This “Future of Surveying” essay by contest runner-up Michael Nadeau, PLS/CFedS, comes from the perspective of a non-traditional surveying student. With 18 years of experience, having been a past chair for the Utah Society of Professional Surveyors and having taught surveying classes himself, Michael has gone back to school to complete his four-year surveying degree (standing behind his advocacy for the same four-year surveying program). In his essay, which earns him a $500 award from PSM, Michael touches on the noble legacy of surveying and the need for educational resources to meet technological changes.
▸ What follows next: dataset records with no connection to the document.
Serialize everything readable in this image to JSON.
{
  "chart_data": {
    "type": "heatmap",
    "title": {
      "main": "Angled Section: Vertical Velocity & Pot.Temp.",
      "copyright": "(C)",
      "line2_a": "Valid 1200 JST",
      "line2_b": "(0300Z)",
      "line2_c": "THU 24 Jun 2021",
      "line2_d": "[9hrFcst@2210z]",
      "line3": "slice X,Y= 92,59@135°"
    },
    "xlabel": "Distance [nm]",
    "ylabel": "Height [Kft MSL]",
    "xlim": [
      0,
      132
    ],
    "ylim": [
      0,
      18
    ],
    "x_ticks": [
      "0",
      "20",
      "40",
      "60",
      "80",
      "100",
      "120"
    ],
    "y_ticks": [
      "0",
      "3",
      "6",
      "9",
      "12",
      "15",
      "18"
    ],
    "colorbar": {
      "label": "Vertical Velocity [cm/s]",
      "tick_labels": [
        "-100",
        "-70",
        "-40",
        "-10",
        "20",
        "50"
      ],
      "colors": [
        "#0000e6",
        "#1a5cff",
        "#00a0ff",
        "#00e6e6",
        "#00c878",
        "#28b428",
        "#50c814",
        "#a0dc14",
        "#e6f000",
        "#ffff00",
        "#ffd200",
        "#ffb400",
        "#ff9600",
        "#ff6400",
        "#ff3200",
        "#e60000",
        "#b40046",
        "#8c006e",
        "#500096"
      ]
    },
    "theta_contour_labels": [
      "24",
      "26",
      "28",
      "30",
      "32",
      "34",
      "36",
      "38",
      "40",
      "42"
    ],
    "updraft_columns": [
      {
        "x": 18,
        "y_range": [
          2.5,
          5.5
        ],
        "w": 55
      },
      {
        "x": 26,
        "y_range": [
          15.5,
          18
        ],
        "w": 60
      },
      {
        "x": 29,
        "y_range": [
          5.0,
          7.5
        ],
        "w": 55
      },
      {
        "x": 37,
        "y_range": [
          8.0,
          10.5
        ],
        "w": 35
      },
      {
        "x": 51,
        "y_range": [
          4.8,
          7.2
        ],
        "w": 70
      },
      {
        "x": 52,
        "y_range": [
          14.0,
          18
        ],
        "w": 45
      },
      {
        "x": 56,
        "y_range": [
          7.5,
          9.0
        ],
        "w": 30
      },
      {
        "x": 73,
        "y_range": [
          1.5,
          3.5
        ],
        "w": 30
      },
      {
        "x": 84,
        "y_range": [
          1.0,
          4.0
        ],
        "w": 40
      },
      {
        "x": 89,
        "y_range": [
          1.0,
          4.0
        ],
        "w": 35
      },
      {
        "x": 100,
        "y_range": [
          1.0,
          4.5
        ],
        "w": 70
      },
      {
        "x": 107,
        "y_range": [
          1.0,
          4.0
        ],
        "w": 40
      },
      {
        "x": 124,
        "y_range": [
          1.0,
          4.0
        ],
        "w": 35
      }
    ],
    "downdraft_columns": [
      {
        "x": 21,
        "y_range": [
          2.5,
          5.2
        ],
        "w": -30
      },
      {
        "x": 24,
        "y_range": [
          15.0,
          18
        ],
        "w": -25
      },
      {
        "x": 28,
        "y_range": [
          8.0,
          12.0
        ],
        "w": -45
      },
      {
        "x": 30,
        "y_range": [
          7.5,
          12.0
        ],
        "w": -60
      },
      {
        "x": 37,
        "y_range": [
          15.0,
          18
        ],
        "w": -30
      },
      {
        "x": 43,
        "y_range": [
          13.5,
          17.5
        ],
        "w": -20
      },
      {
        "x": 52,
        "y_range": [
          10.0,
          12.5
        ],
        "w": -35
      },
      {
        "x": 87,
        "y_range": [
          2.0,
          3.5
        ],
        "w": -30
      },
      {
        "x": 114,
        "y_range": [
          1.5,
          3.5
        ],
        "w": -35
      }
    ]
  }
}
The profession of surveying dates back to biblical times and has a prestigious history. In America’s short history, many great men have had the pleasure of land surveying, including the obvious George Washington, Thomas Jefferson, and Abraham Lincoln, as well as the sometimes-forgotten James Cook and Henry Thoreau. Many historic surveys have also been accomplished, including the Panama Canal and the Transcontinental Railroad. With this rich history, where do we go from here? Are surveyors a dying breed?
One thing is certain: Surveyors are not a dying breed, but rather a cog in a machine of an ever-evolving profession. There will always be a need to resolve boundary-related issues, and professionally licensed surveyors will be in high demand as we go forward into the future. The words of “protecting the public” will ring true more tomorrow than today or yesterday. It’s safe to say that as this profession proceeds, the need for licensed surveyors dedicated to protecting the public’s right, titles, and interests will always be at the forefront and heart of our profession. Whether in a court of law acting as an expert or researching deeds and physical evidence for retracing a 150-year-old boundary line for a new fence, professional surveyors will always have a calling.
If boundary experts will always be a necessity, then what part of the profession is evolving? Technology and how we use that technology is what evolves the surveying profession. Just as distance meters changed the world of surveying, so have robotic total stations and GPS. Now, as even newer technologies come to life and become readily available, such as machine guidance and lidar scanning, geomatics is evolving more into the technological mainstream. This technological evolution has driven up the number of tech-savvy surveyors across the globe. Currently, the cross training and dual emphasis of geomatics and GIS, for example, is much more widespread and accepted on today’s college campuses than even two years ago.
The next generation of surveyors has recognized this technological advancement and is jumping in the deep end of the pool, head first. Technologies related to the geosciences, such as GIS, are exploding. GIS, once considered a swear word by the older generation of surveyors, has been embraced by the new generation of surveyors who live and die with technology, such as their iPads that let them keep their LinkedIn account up to date. This new generation understands technology, wants to keep up with technology, and is even ready to welcome a merger with GIS professionals rather than push them away.
With this new breed of surveyors coming through the ranks, one thing is certain: The future of surveying depends on technology, and the new generation of surveyors is eager and hungry for this technology. The profession of surveying/geomatics is definitely headed for a boom, due in large part, to the advancement of technology and the use of that technology in surveying.